4 000 lits pourront être créés à la demande
La mesure prévue, tirée directement de l’expérience de la crise sanitaire, consiste à financer l’ouverture ou la réouverture de 4 000 lits à la demande. Il s’agira de permettre aux établissements de s’adapter à une suractivité saisonnière ou épidémique et, si nécessaire, de fluidifier aussi l’aval des urgences, problème bien connu.
Simplification des organisations
Le troisième pilier répond à une demande forte des soignants, en luttant contre ce qu’ils appellent les « irritants du quotidien ». On parle là de complexités inutiles et de pertes de temps. De plus, à contre-pied d’un passé récent, le Ségur de la santé prévoit de réhabiliter le rôle et la place des services au sein de l’hôpital pour mettre fin aux excès de la loi HPST (loi Hôpital, patients, santé et territoires du 21 juillet 2009, dite loi Bachelot). Les pôles (regroupant plusieurs services) ne seront pas supprimés pour autant, mais les services bénéficieront de davantage de délégation et de marges de manœuvre, tandis que chaque établissement public de santé pourra désormais proposer et adapter son organisation interne au contexte local, en allant même jusqu’à des pôles optionnels.
De plus, les établissements et les territoires obtiennent la capacité d’adapter les règles du code de la santé publique.
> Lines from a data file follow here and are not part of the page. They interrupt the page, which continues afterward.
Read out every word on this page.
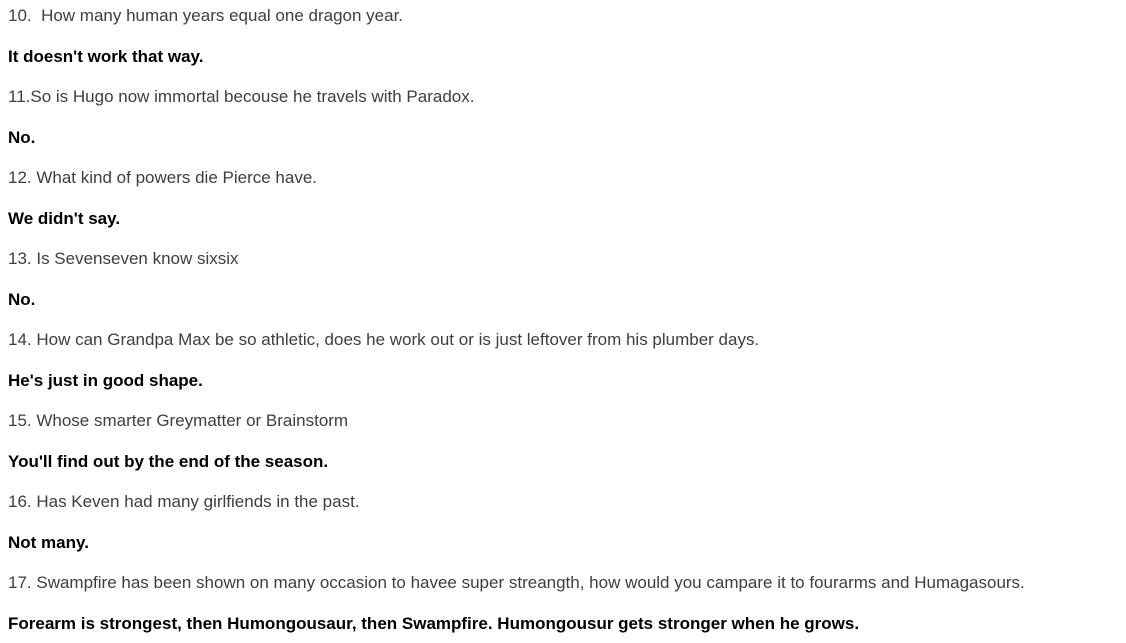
10.  How many human years equal one dragon year.

It doesn't work that way.

11.So is Hugo now immortal becouse he travels with Paradox.

No.

12. What kind of powers die Pierce have.

We didn't say.

13. Is Sevenseven know sixsix

No.

14. How can Grandpa Max be so athletic, does he work out or is just leftover from his plumber days.

He's just in good shape.

15. Whose smarter Greymatter or Brainstorm

You'll find out by the end of the season.

16. Has Keven had many girlfiends in the past.

Not many.

17. Swampfire has been shown on many occasion to havee super streangth, how would you campare it to fourarms and Humagasours.

Forearm is strongest, then Humongousaur, then Swampfire. Humongousur gets stronger when he grows.
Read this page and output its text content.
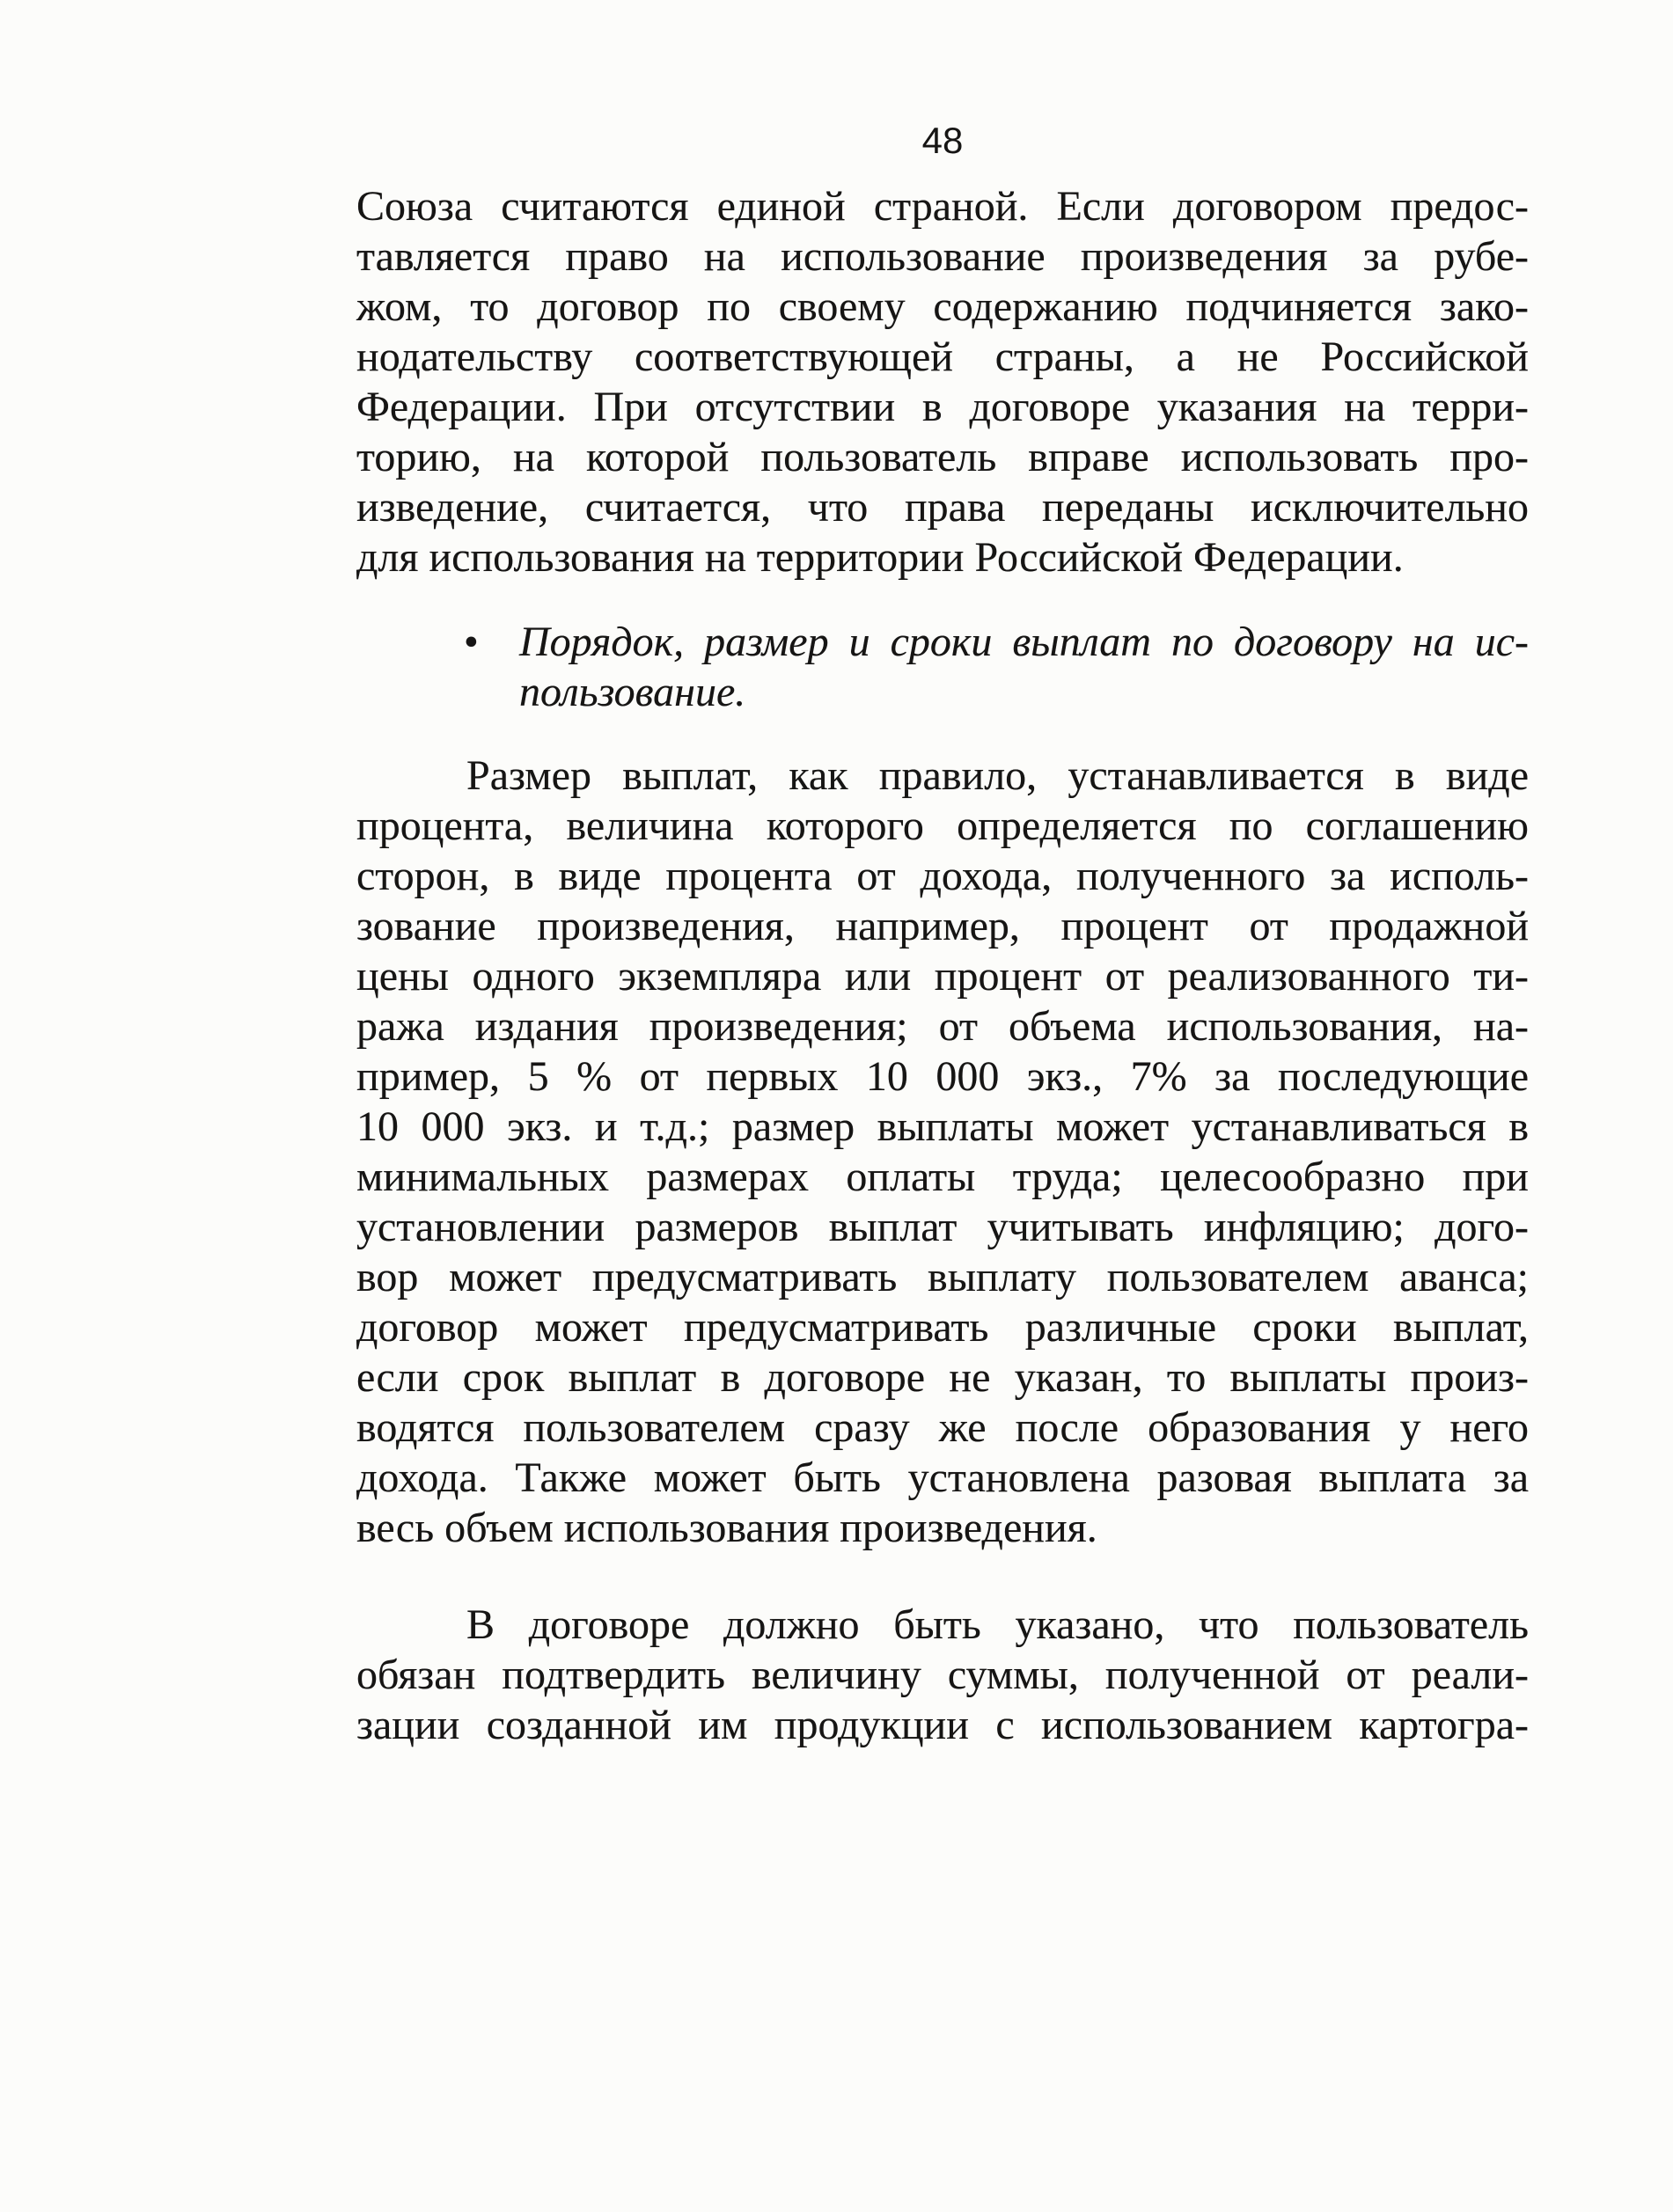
48
Союза считаются единой страной. Если договором предос-
тавляется право на использование произведения за рубе-
жом, то договор по своему содержанию подчиняется зако-
нодательству соответствующей страны, а не Российской
Федерации. При отсутствии в договоре указания на терри-
торию, на которой пользователь вправе использовать про-
изведение, считается, что права переданы исключительно
для использования на территории Российской Федерации.
• Порядок, размер и сроки выплат по договору на ис-
пользование.
Размер выплат, как правило, устанавливается в виде
процента, величина которого определяется по соглашению
сторон, в виде процента от дохода, полученного за исполь-
зование произведения, например, процент от продажной
цены одного экземпляра или процент от реализованного ти-
ража издания произведения; от объема использования, на-
пример, 5 % от первых 10 000 экз., 7% за последующие
10 000 экз. и т.д.; размер выплаты может устанавливаться в
минимальных размерах оплаты труда; целесообразно при
установлении размеров выплат учитывать инфляцию; дого-
вор может предусматривать выплату пользователем аванса;
договор может предусматривать различные сроки выплат,
если срок выплат в договоре не указан, то выплаты произ-
водятся пользователем сразу же после образования у него
дохода. Также может быть установлена разовая выплата за
весь объем использования произведения.
В договоре должно быть указано, что пользователь
обязан подтвердить величину суммы, полученной от реали-
зации созданной им продукции с использованием картогра-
La mesure vise notamment les groupements hospitaliers de territoire (GHT), jugés trop uniformes et trop rigides.
Sur la simplification de la commande publique, dont les règles ont pesé sur la réactivité des acteurs publics durant la pandémie, le Ségur se contente de prévoir le lancement d’un groupe de travail sur la clarification et la simplification de la commande publique, « pour tenir compte des spécificités de l’activité hospitalière ».
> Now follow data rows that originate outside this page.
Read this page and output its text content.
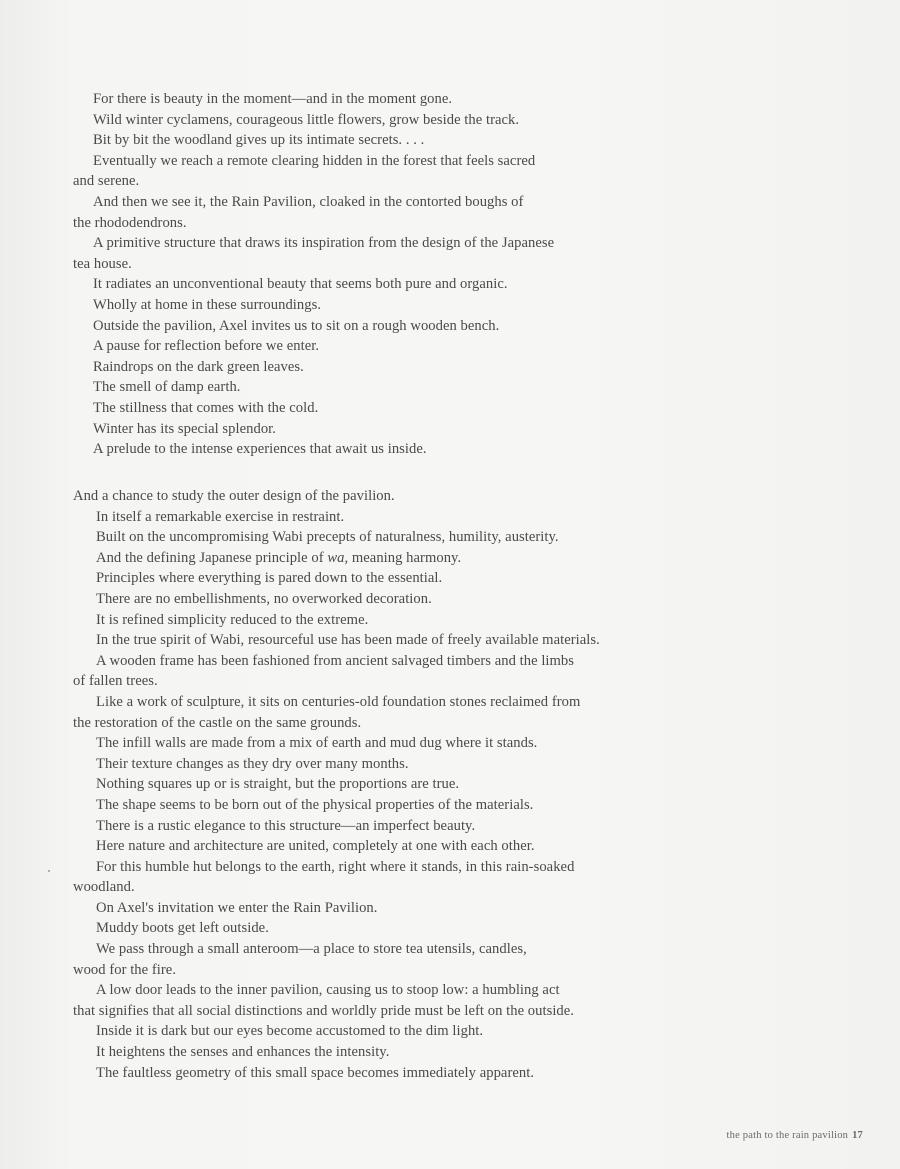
For there is beauty in the moment—and in the moment gone.

Wild winter cyclamens, courageous little flowers, grow beside the track.

Bit by bit the woodland gives up its intimate secrets. . . .

Eventually we reach a remote clearing hidden in the forest that feels sacred
and serene.

And then we see it, the Rain Pavilion, cloaked in the contorted boughs of
the rhododendrons.

A primitive structure that draws its inspiration from the design of the Japanese
tea house.

It radiates an unconventional beauty that seems both pure and organic.

Wholly at home in these surroundings.

Outside the pavilion, Axel invites us to sit on a rough wooden bench.

A pause for reflection before we enter.

Raindrops on the dark green leaves.

The smell of damp earth.

The stillness that comes with the cold.

Winter has its special splendor.

A prelude to the intense experiences that await us inside.

And a chance to study the outer design of the pavilion.

In itself a remarkable exercise in restraint.

Built on the uncompromising Wabi precepts of naturalness, humility, austerity.

And the defining Japanese principle of wa, meaning harmony.

Principles where everything is pared down to the essential.

There are no embellishments, no overworked decoration.

It is refined simplicity reduced to the extreme.

In the true spirit of Wabi, resourceful use has been made of freely available materials.

A wooden frame has been fashioned from ancient salvaged timbers and the limbs
of fallen trees.

Like a work of sculpture, it sits on centuries-old foundation stones reclaimed from
the restoration of the castle on the same grounds.

The infill walls are made from a mix of earth and mud dug where it stands.

Their texture changes as they dry over many months.

Nothing squares up or is straight, but the proportions are true.

The shape seems to be born out of the physical properties of the materials.

There is a rustic elegance to this structure—an imperfect beauty.

Here nature and architecture are united, completely at one with each other.

For this humble hut belongs to the earth, right where it stands, in this rain-soaked
woodland.

On Axel's invitation we enter the Rain Pavilion.

Muddy boots get left outside.

We pass through a small anteroom—a place to store tea utensils, candles,
wood for the fire.

A low door leads to the inner pavilion, causing us to stoop low: a humbling act
that signifies that all social distinctions and worldly pride must be left on the outside.

Inside it is dark but our eyes become accustomed to the dim light.

It heightens the senses and enhances the intensity.

The faultless geometry of this small space becomes immediately apparent.

the path to the rain pavilion 17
La gouvernance des hôpitaux avance à petits pas
Les décisions relevant du domaine médical seront désormais prises conjointement par le directeur de la structure et le président de la commission médicale d’établissement (CME). Pour le reste, les missions de la CME seront redéfinies et renforcées et un représentant des personnels paramédicaux sera désormais appelé à siéger au sein du directoire, instance stratégique et décisionnaire des établissements.
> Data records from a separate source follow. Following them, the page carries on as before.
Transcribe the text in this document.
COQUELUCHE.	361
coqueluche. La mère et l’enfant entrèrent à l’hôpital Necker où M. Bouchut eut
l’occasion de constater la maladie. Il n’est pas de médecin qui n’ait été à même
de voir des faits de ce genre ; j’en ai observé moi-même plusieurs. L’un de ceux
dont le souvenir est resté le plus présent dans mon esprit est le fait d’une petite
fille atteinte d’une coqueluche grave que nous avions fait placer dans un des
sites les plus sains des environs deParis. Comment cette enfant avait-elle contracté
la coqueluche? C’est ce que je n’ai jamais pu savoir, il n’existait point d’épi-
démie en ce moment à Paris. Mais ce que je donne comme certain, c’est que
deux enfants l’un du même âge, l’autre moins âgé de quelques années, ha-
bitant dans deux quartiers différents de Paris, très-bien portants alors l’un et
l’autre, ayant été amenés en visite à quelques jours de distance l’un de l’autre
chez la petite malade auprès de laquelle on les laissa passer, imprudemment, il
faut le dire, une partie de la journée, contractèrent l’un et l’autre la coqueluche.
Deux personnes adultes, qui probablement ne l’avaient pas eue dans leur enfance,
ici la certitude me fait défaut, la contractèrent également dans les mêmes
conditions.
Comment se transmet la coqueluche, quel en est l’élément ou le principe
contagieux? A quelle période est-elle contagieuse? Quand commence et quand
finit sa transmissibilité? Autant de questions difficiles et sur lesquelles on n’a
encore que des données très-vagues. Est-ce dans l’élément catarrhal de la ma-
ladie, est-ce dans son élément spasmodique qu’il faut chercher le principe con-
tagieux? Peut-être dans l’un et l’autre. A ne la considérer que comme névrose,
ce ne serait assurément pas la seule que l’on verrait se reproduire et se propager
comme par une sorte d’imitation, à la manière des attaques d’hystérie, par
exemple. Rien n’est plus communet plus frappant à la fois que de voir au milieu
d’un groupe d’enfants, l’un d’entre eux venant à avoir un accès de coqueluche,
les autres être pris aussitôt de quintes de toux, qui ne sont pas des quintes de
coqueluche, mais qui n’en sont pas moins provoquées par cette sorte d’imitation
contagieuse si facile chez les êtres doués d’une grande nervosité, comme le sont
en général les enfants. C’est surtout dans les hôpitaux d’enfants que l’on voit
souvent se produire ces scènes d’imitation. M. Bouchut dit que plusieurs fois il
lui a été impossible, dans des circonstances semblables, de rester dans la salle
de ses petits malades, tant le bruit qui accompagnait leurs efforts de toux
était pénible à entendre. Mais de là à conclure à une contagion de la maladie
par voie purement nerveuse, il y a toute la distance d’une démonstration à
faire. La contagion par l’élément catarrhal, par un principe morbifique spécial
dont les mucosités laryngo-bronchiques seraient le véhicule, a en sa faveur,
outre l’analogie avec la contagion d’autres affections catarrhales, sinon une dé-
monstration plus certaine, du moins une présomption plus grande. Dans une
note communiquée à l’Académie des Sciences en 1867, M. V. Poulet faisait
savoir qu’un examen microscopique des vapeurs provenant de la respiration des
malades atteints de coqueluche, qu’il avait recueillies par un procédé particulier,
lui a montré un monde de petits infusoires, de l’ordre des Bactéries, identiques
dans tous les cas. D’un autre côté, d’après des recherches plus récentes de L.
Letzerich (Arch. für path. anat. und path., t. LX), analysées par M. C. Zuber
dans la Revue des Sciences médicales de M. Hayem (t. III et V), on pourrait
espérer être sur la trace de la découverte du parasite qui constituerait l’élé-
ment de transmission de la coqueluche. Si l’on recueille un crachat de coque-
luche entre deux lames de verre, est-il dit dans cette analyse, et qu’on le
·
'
Enfin, le Ségur de la santé entend « mieux prévenir les conflits à l’hôpital », à travers un effort sur la prévention et le règlement des conflits au niveau local, la généralisation des dispositifs de conciliation au sein de chaque établissement.
Les autres acteurs de la santé
Pas de bouleversement en vue du côté des ARS (agences régionales de santé) décriées pendant la pandémie. Le gouvernement prévoit simplement de « renforcer le dialogue territorial avec les élus en développant la présence des ARS à l’échelon départemental » (en l’occurrence les délégations départementales) et de donner davantage de place aux élus au sein des conseils d’administration des ARS.
Parmi les autres mesures, on retiendra notamment la poursuite du soutien au développement de la télésanté et l’élargissement de la prise en charge conventionnelle des actes de télémédecine aux sages-femmes et aux chirurgiens-dentistes. Le Ségur prévoit aussi la mise en place d’une « offre de prise en charge intégrée ville-hôpital-médicosocial pour les personnes âgées ».
Un chiffrage jamais vu
Lors de la présentation du Ségur un chiffrage détaillé a été présenté. Il est d’une ampleur encore jamais vue dans ce secteur : 28,1 milliards d’euros, soit 9,1 milliards pour le fonctionnement et 19 milliards pour l’investissement (y compris les 13 milliards de reprise de la dette des hôpitaux). L’essentiel des 9,1 milliards (8,3 milliards) serviront à financer les mesures sur les rémunérations et les carrières.